Headline: “Boy, 17, Wins $25,000 Channel Prize.” That means that the kid is less than a hundred years old and that he probably was given some money––17, you know, is a handy figure (like Shrudly) the printers use when they can’t think of “the” word. Had the kid been over a hundred years old the papers centainly would have mentioned it.––”Child Four Hundred Years Old Swims into Truck Load of Lincoln Pennies”––just like that.
Hysterical press!
“When Caillaux Speaks, the World Listens.” When I speak, the INHABITANTS dodge––so does the cat.
Japan approves another disarmament conference . . . “Japan Wants Arms Cut and 5-5-3 Navy, Too,”––headline. (Fellow Workers: Let’s stay out of this conference––it won’t be an arms cut, it’ll be our throat, too).

Ida M. Tarbell, who at one time came near grabbing the literary laurels away from Sam Langford, the Boston tar-baby, has a gripping yarn in the Collier’ Nation, entitled, “Lincoln Kissed Him.” 
Beautiful Dear Ida: If you really want to pry us offen center, tell us a tale something like this: “Rockefeller Kissed Her Though the Steel-Trust.” (It is now 3.30 A. M. and Lincoln’s going to bed). 
“I reckon they would, said Mr. Lincoln,”––Ida, Ida, isn’t it strange that a great debater, like Lincoln, a rail-splinterer, was so fond of using sentences containing the word would?

May I propose, as a mathew-matt tishum, that Arthur Brisbane is not a great writer –– he’s a great reader. Thanks, Art, don’t call it intuition! (I’M moved to these remarks because I see some one has built a fire under Art,––Sure, Editor, go ahead land and print it!) 
If United States (Hearst or any other annex) owns any part of Mexico, president Coolidge’s “NO”, in regards to “confiscation,” is equivalent to the justly famous tinker’s damn.
‘Tis too early for another war! We’re somebody, too––seeing as how ultimately, we’ve got to do the fighting. Of course, if Hearst or Whizbrain wants to declare war, I well and good––we’ll put on our other pants and attend the funeral.

“Has mind power over matter?”––That’s all settled. It has and it hasn’t.
The new question is, Has aim power over force? It has––else, how can we account for the fact that nine times out of ten I hit the dge of the slop pail when I spit? As I essayed before, When I speak the inhabitants dodge.

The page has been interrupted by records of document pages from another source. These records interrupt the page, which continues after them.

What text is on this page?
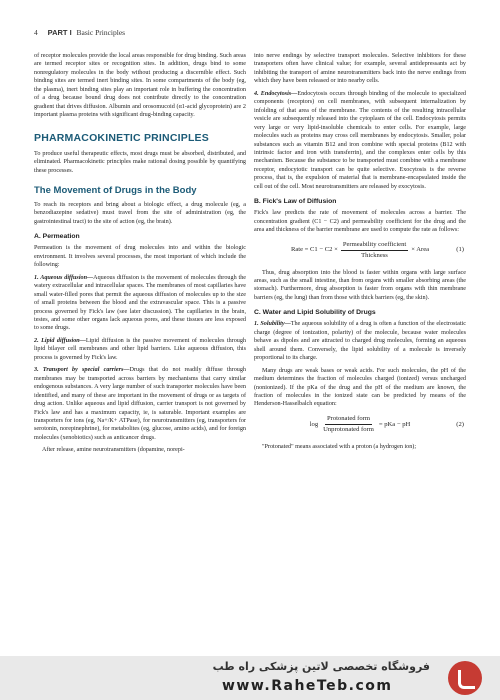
4 PART I Basic Principles

of receptor molecules provide the local areas responsible for drug binding. Such areas are termed receptor sites or recognition sites. In addition, drugs bind to some nonregulatory molecules in the body without producing a discernible effect. Such binding sites are termed inert binding sites. In some compartments of the body (eg, the plasma), inert binding sites play an important role in buffering the concentration of a drug because bound drug does not contribute directly to the concentration gradient that drives diffusion. Albumin and orosomucoid (α1-acid glycoprotein) are 2 important plasma proteins with significant drug-binding capacity.

PHARMACOKINETIC PRINCIPLES

To produce useful therapeutic effects, most drugs must be absorbed, distributed, and eliminated. Pharmacokinetic principles make rational dosing possible by quantifying these processes.

The Movement of Drugs in the Body

To reach its receptors and bring about a biologic effect, a drug molecule (eg, a benzodiazepine sedative) must travel from the site of administration (eg, the gastrointestinal tract) to the site of action (eg, the brain).

A. Permeation

Permeation is the movement of drug molecules into and within the biologic environment. It involves several processes, the most important of which include the following:

1. Aqueous diffusion—Aqueous diffusion is the movement of molecules through the watery extracellular and intracellular spaces. The membranes of most capillaries have small water-filled pores that permit the aqueous diffusion of molecules up to the size of small proteins between the blood and the extravascular space. This is a passive process governed by Fick's law (see later discussion). The capillaries in the brain, testes, and some other organs lack aqueous pores, and these tissues are less exposed to some drugs.

2. Lipid diffusion—Lipid diffusion is the passive movement of molecules through lipid bilayer cell membranes and other lipid barriers. Like aqueous diffusion, this process is governed by Fick's law.

3. Transport by special carriers—Drugs that do not readily diffuse through membranes may be transported across barriers by mechanisms that carry similar endogenous substances. A very large number of such transporter molecules have been identified, and many of these are important in the movement of drugs or as targets of drug action. Unlike aqueous and lipid diffusion, carrier transport is not governed by Fick's law and has a maximum capacity, ie, is saturable. Important examples are transporters for ions (eg, Na+/K+ ATPase), for neurotransmitters (eg, transporters for serotonin, norepinephrine), for metabolites (eg, glucose, amino acids), and for foreign molecules (xenobiotics) such as anticancer drugs.

After release, amine neurotransmitters (dopamine, norepi-

into nerve endings by selective transport molecules. Selective inhibitors for these transporters often have clinical value; for example, several antidepressants act by inhibiting the transport of amine neurotransmitters back into the nerve endings from which they have been released or into nearby cells.

4. Endocytosis—Endocytosis occurs through binding of the molecule to specialized components (receptors) on cell membranes, with subsequent internalization by infolding of that area of the membrane. The contents of the resulting intracellular vesicle are subsequently released into the cytoplasm of the cell. Endocytosis permits very large or very lipid-insoluble chemicals to enter cells. For example, large molecules such as proteins may cross cell membranes by endocytosis. Smaller, polar substances such as vitamin B12 and iron combine with special proteins (B12 with intrinsic factor and iron with transferrin), and the complexes enter cells by this mechanism. Because the substance to be transported must combine with a membrane receptor, endocytotic transport can be quite selective. Exocytosis is the reverse process, that is, the expulsion of material that is membrane-encapsulated inside the cell out of the cell. Most neurotransmitters are released by exocytosis.

B. Fick's Law of Diffusion

Fick's law predicts the rate of movement of molecules across a barrier. The concentration gradient (C1 − C2) and permeability coefficient for the drug and the area and thickness of the barrier membrane are used to compute the rate as follows:

Rate = $C1 - C2 \times \frac{\text{Permeability coefficient}}{\text{Thickness}}$ × Area	(1)

Thus, drug absorption into the blood is faster within organs with large surface areas, such as the small intestine, than from organs with smaller absorbing areas (the stomach). Furthermore, drug absorption is faster from organs with thin membrane barriers (eg, the lung) than from those with thick barriers (eg, the skin).

C. Water and Lipid Solubility of Drugs

1. Solubility—The aqueous solubility of a drug is often a function of the electrostatic charge (degree of ionization, polarity) of the molecule, because water molecules behave as dipoles and are attracted to charged drug molecules, forming an aqueous shell around them. Conversely, the lipid solubility of a molecule is inversely proportional to its charge.

Many drugs are weak bases or weak acids. For such molecules, the pH of the medium determines the fraction of molecules charged (ionized) versus uncharged (nonionized). If the pKa of the drug and the pH of the medium are known, the fraction of molecules in the ionized state can be predicted by means of the Henderson-Hasselbalch equation:

$\log \frac{\text{Protonated form}}{\text{Unprotonated form}}$ = pKa − pH	(2)

"Protonated" means associated with a proton (a hydrogen ion);

فروشگاه تخصصی لاتین پزشکی راه طب
www.RaheTeb.com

Lives there a man so intelligent that he can give a believable “motive” to show that Mooney and Billings committed that Preparedness Day explosion? Is there a man who can explain what Mooney and Billings possibly stood to gain by the deed––(Imagination won’t do.) Isn’t there a single man in the United States with brains enough to plausibly explain why they did it?
They’re not crazy. They must have had had a reason.
Did somebody else do it?
If so, what was “their” motive?
Well, sir, it strikes me, the only possible motive was to get Mooney and Billings into the penitentiary. That is believable!
Willingly I staump to the head of the class. That is sarcasm.